Chrístõ had no time for either. Even when he had transferred every Human from the starship he wasn’t done. He walked the corridors alone, searching for the remains of the Assimilators. He found most of them in one of the cargo holds, hundreds of shrivelled husks, completely, utterly dead. He dealt with them quickly and easily by opening up the cargo bay door and dropping the shield. Everything not securely fastened down was dragged out into the vacuum of space. The rest of the creatures he simply zapped with the laser mode of his sonic screwdriver, disintegrating them instantly.

Finally he returned to the Eye of Orion.

“I’ve put the ship in parked mode,” he told the captain of the ship. “It will be easier to catch up later. I can use the fast return switch without making course adjustments. I’ll have everyone back on board in an hour. Everyone except you, captain.”

He aimed the sonic screwdriver like a gun at the startled ship’s captain. The second mate and navigation officer stood up warily, prepared to defend him. Then they gaped in astonishment as the captain began to melt in front of their eyes until there was nothing left but a foot long brain worm that shrivelled to a dead husk.

“What did you do?” Julia asked. “How did you know?”

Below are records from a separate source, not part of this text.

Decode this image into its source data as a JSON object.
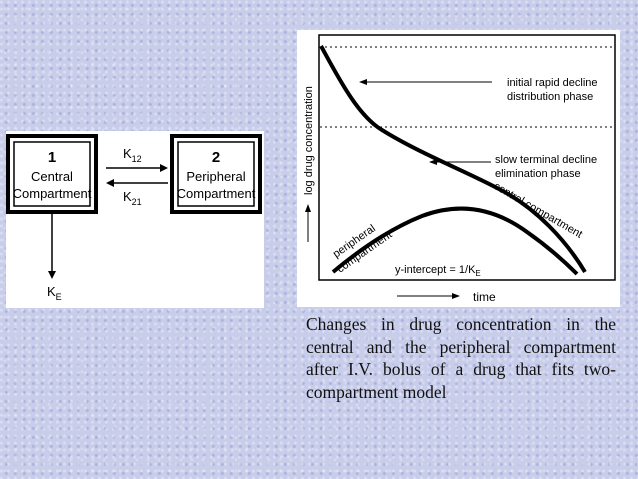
{
  "compartment_model": {
    "central": {
      "number": "1",
      "line1": "Central",
      "line2": "Compartment"
    },
    "peripheral": {
      "number": "2",
      "line1": "Peripheral",
      "line2": "Compartment"
    },
    "k12": {
      "main": "K",
      "sub": "12"
    },
    "k21": {
      "main": "K",
      "sub": "21"
    },
    "ke": {
      "main": "K",
      "sub": "E"
    }
  },
  "chart": {
    "ylabel": "log drug concentration",
    "xlabel": "time",
    "annotations": {
      "initial_l1": "initial rapid decline",
      "initial_l2": "distribution phase",
      "terminal_l1": "slow terminal decline",
      "terminal_l2": "elimination phase",
      "central": "central compartment",
      "peripheral_l1": "peripheral",
      "peripheral_l2": "compartment",
      "intercept_main": "y-intercept = 1/K",
      "intercept_sub": "E"
    }
  },
  "caption": "Changes in drug concentration in the central and the peripheral compartment after I.V. bolus of a drug that fits two-compartment model"
}
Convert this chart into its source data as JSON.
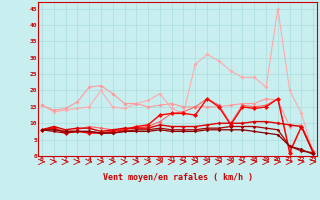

“I used a localised sonic field to break up the molecules of the artificial body. I knew it was him because the captain was the only man on the ship’s bridge with non-sequencing DNA. I’m afraid the real captain must be dead by now. The Assimilator had taken over his life completely. He brought his fellow creatures aboard and waited until we were in deep space, at least four days from the nearest allied planet, before scanning the ship and letting them start assimilating everyone. Fortunately it was the evening I took you away for your birthday. As soon as I saw the lifesigns monitor on board my TARDIS and saw there was one duplicate alien lifesign for every Human on the ship except you and one other, I knew what was going on. And I knew the solution was to separate the humans from the aliens before the assimilations were complete. They couldn’t maintain their copies and you all recovered your strength as soon as you were here with the positive ion bombardment to help.”

He had been answering Julia's question but the crew and many of the passengers had been listening intently.

“Anyway, that’s enough exposition for now,” he said. “I’ll take the crew back first. You’ll need to make a full report about what happened. I’ll make sure you have the data that backs up the story. I dare say there will be some sceptics who won’t believe all this. Doctor Evans, I’ll get you and your staff back in the second batch. I think you’ll have a quieter time, though. Most of your patients are feeling better, now.”

Nobody questioned what he told them. The positive ions in the atmosphere on the Eye of Orion had a secondary effect of making people very agreeable. They continued their picnic while he ferried them all back to the ship. Again, it took quite a bit of time. Finally he picked up Julia and her group of friends who waited with her.

“Time for bed,” he said when he brought the TARDIS back to his cabin for the last time. “It’s gone midnight now, and you gymnastic types are early risers.”

Julia stayed in the TARDIS with him. He smiled warmly at her.

“Are you staying the night with me”?

“You bet.”

“So I’m forgiven for breaking a promise to you? There WERE aliens on the ship after all.”

“I shouldn’t have made you make such a promise,” she answered. “Forgive me?”

Go and get your nightie on and I’ll make cocoa,” he told her.